La femme en question ne laissa paraître aucune émotion tandis qu’elle parlait à son client par téléphone. Elle avait acquis, en son nom, un trésor inestimable. Je doute que beaucoup de gens dans cette salle en aient eu conscience. Les sommes en jeu les fascinaient. Pas la nature de la marchandise. Invisible, impalpable, du presque vide…
J’étais assis au deuxième rang. Evidemment je n’étais pas là pour acheter. Juste pour rêver un peu, mes modiques revenus de fonctionnaire ne m’autorisant rien d’autre. Et puis, ça faisait partie de mon job, connaître le marché de l’air, suivre les cotations… Ça ne me dérangeait pas de bosser durant mes congés, surtout pour joindre l’utile à l’agréable.
« Et maintenant le clou de cette vente extraordinaire, un cru d’exception : une bouteille de Futaie Colbert, en provenance du domaine de Tronçais, millésime 2021. »
Un murmure d’excitation électrisa l’atmosphère. Comme chaque année, la vente de quelques pièces prestigieuses de la maison Wohlleben atteignait des sommets. Mais Wohlleben n’était-il pas un des préleveurs les plus célèbres au monde ?

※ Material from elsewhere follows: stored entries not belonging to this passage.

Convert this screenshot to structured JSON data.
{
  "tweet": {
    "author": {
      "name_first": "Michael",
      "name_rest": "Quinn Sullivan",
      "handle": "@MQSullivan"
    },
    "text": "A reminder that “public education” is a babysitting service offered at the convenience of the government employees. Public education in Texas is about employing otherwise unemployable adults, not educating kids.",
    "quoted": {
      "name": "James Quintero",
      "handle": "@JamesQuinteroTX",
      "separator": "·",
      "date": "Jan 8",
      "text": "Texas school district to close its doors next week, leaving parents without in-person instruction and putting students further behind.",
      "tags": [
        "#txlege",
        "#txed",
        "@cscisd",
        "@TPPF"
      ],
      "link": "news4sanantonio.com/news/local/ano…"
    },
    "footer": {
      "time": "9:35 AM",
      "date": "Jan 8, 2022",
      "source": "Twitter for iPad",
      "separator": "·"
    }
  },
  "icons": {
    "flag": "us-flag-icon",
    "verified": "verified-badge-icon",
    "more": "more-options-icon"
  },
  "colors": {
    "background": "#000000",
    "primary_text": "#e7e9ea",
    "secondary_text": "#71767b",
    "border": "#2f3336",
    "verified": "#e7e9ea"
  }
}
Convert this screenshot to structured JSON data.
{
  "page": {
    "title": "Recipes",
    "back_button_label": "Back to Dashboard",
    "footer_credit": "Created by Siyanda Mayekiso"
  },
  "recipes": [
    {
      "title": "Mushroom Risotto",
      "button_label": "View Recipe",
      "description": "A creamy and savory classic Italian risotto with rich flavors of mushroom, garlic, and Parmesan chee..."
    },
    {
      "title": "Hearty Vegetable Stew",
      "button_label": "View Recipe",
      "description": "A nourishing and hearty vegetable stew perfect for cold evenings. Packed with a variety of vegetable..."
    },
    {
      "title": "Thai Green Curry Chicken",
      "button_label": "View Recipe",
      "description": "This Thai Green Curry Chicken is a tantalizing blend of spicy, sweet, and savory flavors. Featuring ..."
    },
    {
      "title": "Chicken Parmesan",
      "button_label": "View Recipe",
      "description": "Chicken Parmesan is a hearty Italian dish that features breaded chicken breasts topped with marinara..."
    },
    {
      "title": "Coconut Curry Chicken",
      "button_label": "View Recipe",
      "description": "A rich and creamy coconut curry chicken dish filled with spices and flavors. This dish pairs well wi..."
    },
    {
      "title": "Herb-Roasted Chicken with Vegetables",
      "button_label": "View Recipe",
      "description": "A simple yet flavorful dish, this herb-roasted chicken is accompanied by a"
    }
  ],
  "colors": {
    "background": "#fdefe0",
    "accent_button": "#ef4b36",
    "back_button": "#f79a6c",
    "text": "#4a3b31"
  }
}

Au cours du siècle passé, un membre de cette modeste famille de forestiers, particulièrement inspiré ou clairvoyant, avait prélevé de grandes quantités d’air dans les milieux naturels les plus purs, les derniers exempts de toute pollution, avant leur disparition. Combien ? Personne ne le savait exactement. Mais ses descendants s’étaient chargés de faire fructifier l’héritage et revendaient à prix d’or et au compte-goutte le nectar volatil.
Comme prévu, le prix de la Futaie Colbert grimpa vite dans la stratosphère. Inclinée sur son socle de verre, la bouteille en titane laqué blanc mat et détendeur platine, signature de la marque, aimantait les regards. Bientôt, un oligarque russe ou un milliardaire sud-coréen raflerait la mise. Peu probable qu’elle soit destinée à la dégustation. Elle alimenterait plutôt la spéculation qui entourait les grands crus.
L’amateur d’air que j’étais ne pouvait que le déplorer. En connaisseur, il m’était arrivé de m’offrir des bouteilles de préleveurs moins renommés, que j’avais humées en bonne compagnie. Pas des Futaie Colbert, évidemment, mais de modestes assemblages, des Prairie mille fleurs, des Matin champêtre... Sinon, je me contentais de sniffer ponctuellement, lors des contrôles et des saisies. Pour moi l’air naturel, c’est du velours dans la trachée, de l’éther vital à nos poumons, pas un vulgaire investissement ! Mais sa rareté suscitait les convoitises et générait tous les trafics. L’autre raison de ma présence à la vente.
C’est alors que l’impensable se produisit. Emporté par sa fougue, le commissaire-priseur ébranla son pupitre qui heurta le présentoir. La bouteille bascula et tomba de la hauteur de l’estrade, détendeur en avant. Un sifflement de mauvais augure se fit entendre. L’imbécile ne réagit même pas, paralysé par sa propre maladresse. Sans même en avoir conscience, je bondis hors de mon siège et saisis la bouteille. Il ne me fallut que trois secondes pour dégainer mon dropper et l’adapter sur le détendeur. La fuite de gaz fut stoppée net.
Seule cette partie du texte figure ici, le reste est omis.